Die Vorkommnisse im europäischen Silur finden sich seltener in Graptolithenschiefern (Böhmen, Schottland), dann in Tonschiefern, Mergelschiefern, verschiedentlich in Kalken, in tonig-schiefrigen Sandsteinen, im grobkörnigen Ludlow-bonebed. Häufig sind sie in schiefrigen und sandigen Gesteinen des Ludlow und des Downton (Temesideschichten) von England, Schottland, Norwegen; in ganz besonders großer Zahl finden sie sich in den hellgelben „Plattendolomiten“ der oberen Öselschen Stufe von Rootziküll auf Ösel, die genetisch dem Bertie-waterlime nächststehen.

Die lithogenetischen Verhältnisse der Gigantostraken führenden silurischen Gesteine sind recht sehr verschiedene. Die Entstehung der „Gigantostraken-Schiefer“ in Nordamerika z. B. vollzog sich unter der Herrschaft niederschlagsreichen Klimas mit reichlicher Förderung von feinstkörnigem Oberflächenspülicht des Landes, die des „waterlime“ bei niederschlagsärmerem Klima, bei geringfügiger Zufuhr tonigen Materials. Trotzdem erklären Clarke u. Ruedemann z. B. die Pittsfordschiefer und den „waterlime“ als biologisch nicht differente Fazies. Das trifft insofern zu, als man Pittsfordschiefer und Bertie-Zementkalk mit ihren sonst sehr ärmlichen Meeresfaunen als Refugien der Gigantostraken vor der übermäßigen Salinität der Gips und Salz gebenden Räume und Zeiten der Salinagruppe auffassen kann. Daß die petrographische Fazies für das Auftreten von Gigantostraken nicht bedingend ist, geht wohl am besten daraus hervor, daß sie z. B. im Bertie waterlime in ungemein großer Zahl, im petrographisch sehr ähnlichem oder gleichem Rondoutdolomit recht selten sind, daß sie in Europa z. B. im jüngsten Obersilur England-Schottlands, in Norwegen, im Baltikum in ganz verschiedenartigen Gesteinen reichlich vorkommen, in tonigen und sandigen Schiefern, in Sandsteinen und im oberöselschen mergligen Dolomit.
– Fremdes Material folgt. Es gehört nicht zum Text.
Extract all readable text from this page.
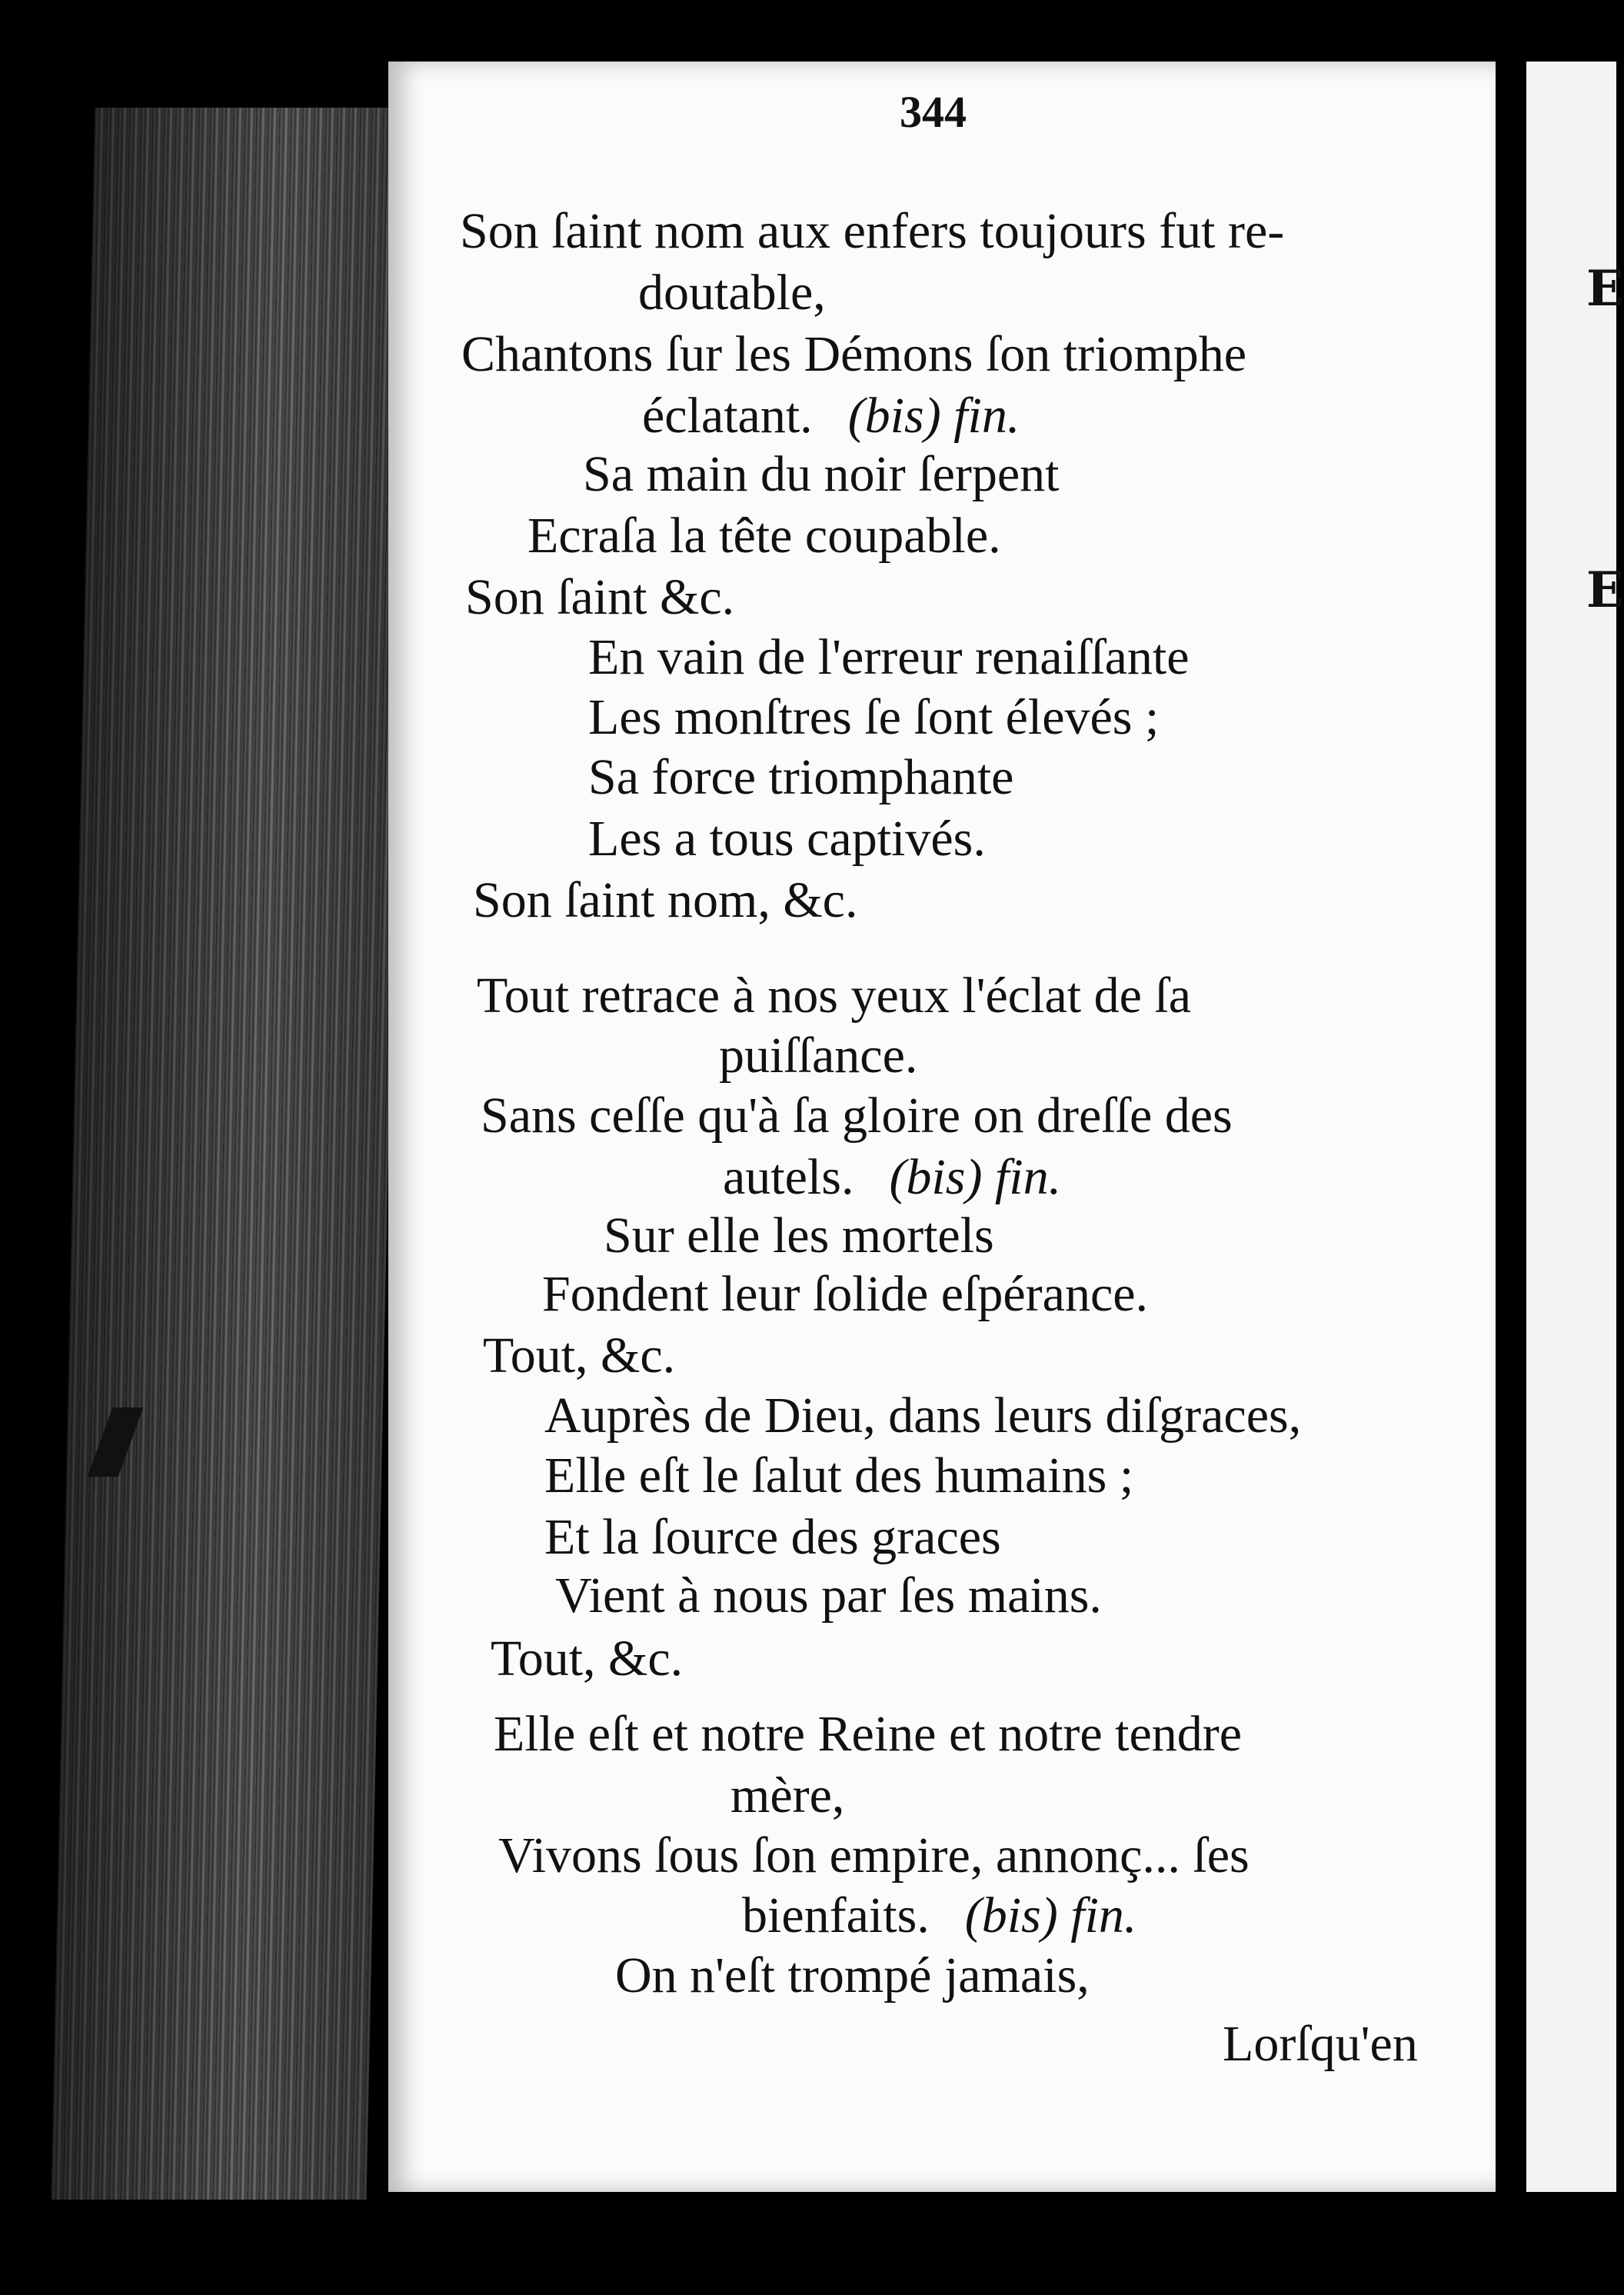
E
E
344
Son ſaint nom aux enfers toujours fut re-
doutable,
Chantons ſur les Démons ſon triomphe
éclatant. (bis) fin.
Sa main du noir ſerpent
Ecraſa la tête coupable.
Son ſaint &c.
En vain de l'erreur renaiſſante
Les monſtres ſe ſont élevés ;
Sa force triomphante
Les a tous captivés.
Son ſaint nom, &c.
Tout retrace à nos yeux l'éclat de ſa
puiſſance.
Sans ceſſe qu'à ſa gloire on dreſſe des
autels. (bis) fin.
Sur elle les mortels
Fondent leur ſolide eſpérance.
Tout, &c.
Auprès de Dieu, dans leurs diſgraces,
Elle eſt le ſalut des humains ;
Et la ſource des graces
Vient à nous par ſes mains.
Tout, &c.
Elle eſt et notre Reine et notre tendre
mère,
Vivons ſous ſon empire, annonç... ſes
bienfaits. (bis) fin.
On n'eſt trompé jamais,
Lorſqu'en
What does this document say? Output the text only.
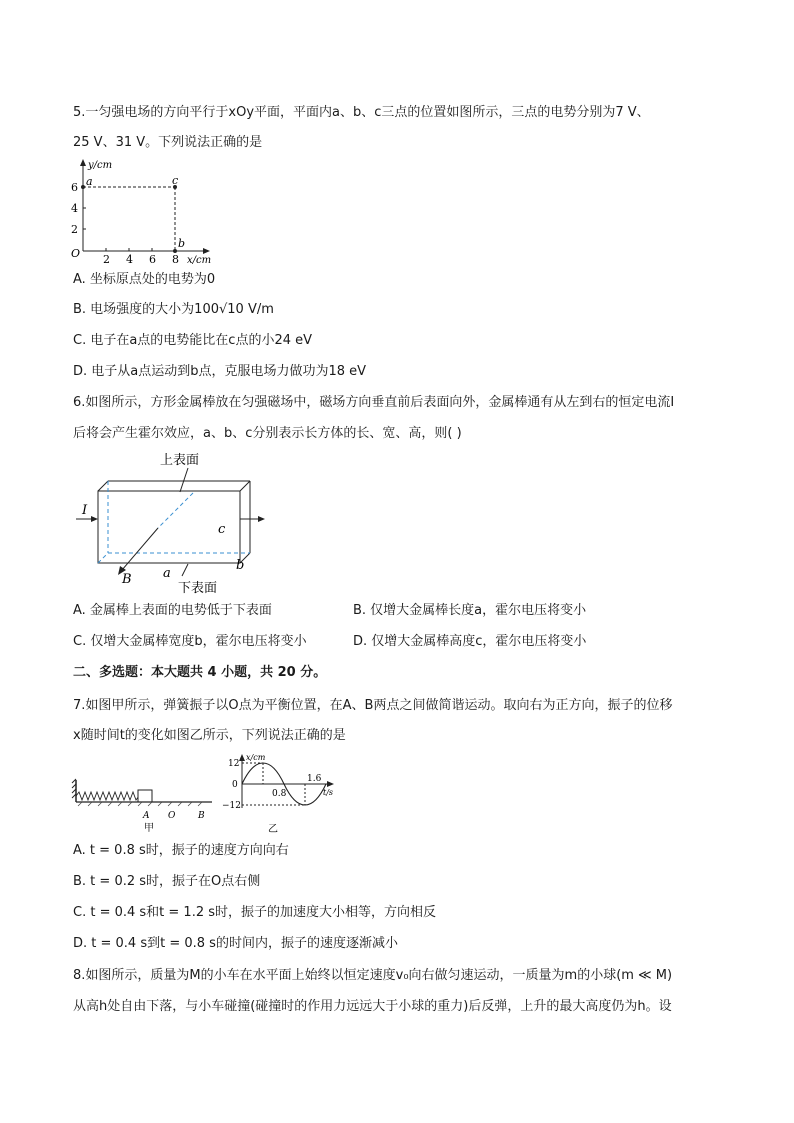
5.一匀强电场的方向平行于xOy平面，平面内a、b、c三点的位置如图所示，三点的电势分别为7 V、
25 V、31 V。下列说法正确的是
y/cm
x/cm
6
4
2
O 2 4 6 8
a	c
b
A. 坐标原点处的电势为0
B. 电场强度的大小为100√10 V/m
C. 电子在a点的电势能比在c点的小24 eV
D. 电子从a点运动到b点，克服电场力做功为18 eV
6.如图所示，方形金属棒放在匀强磁场中，磁场方向垂直前后表面向外，金属棒通有从左到右的恒定电流I
后将会产生霍尔效应，a、b、c分别表示长方体的长、宽、高，则( )
上表面
I
B a
b
c
下表面
A. 金属棒上表面的电势低于下表面	B. 仅增大金属棒长度a，霍尔电压将变小
C. 仅增大金属棒宽度b，霍尔电压将变小	D. 仅增大金属棒高度c，霍尔电压将变小
二、多选题：本大题共 4 小题，共 20 分。
7.如图甲所示，弹簧振子以O点为平衡位置，在A、B两点之间做简谐运动。取向右为正方向，振子的位移
x随时间t的变化如图乙所示，下列说法正确的是
A O	B
甲
x/cm
12
0
−12
0.8
1.6
t/s
乙
A. t = 0.8 s时，振子的速度方向向右
B. t = 0.2 s时，振子在O点右侧
C. t = 0.4 s和t = 1.2 s时，振子的加速度大小相等，方向相反
D. t = 0.4 s到t = 0.8 s的时间内，振子的速度逐渐减小
8.如图所示，质量为M的小车在水平面上始终以恒定速度v₀向右做匀速运动，一质量为m的小球(m ≪ M)
从高h处自由下落，与小车碰撞(碰撞时的作用力远远大于小球的重力)后反弹，上升的最大高度仍为h。设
In den durch vorwiegend jugendliche Formen ausgezeichneten Schiefern des Shawangunk grit sahen Clarke u. Ruedemann Brutplätze von Gigantostraken, Strandpfützen der Gezeitenzone etwa eines Deltagebietes, ausgedrückt. Im Bertie- und Kokomo-waterlime finden sie die Tummelplätze ausgewachsener Formen in etwas tieferem Littoral.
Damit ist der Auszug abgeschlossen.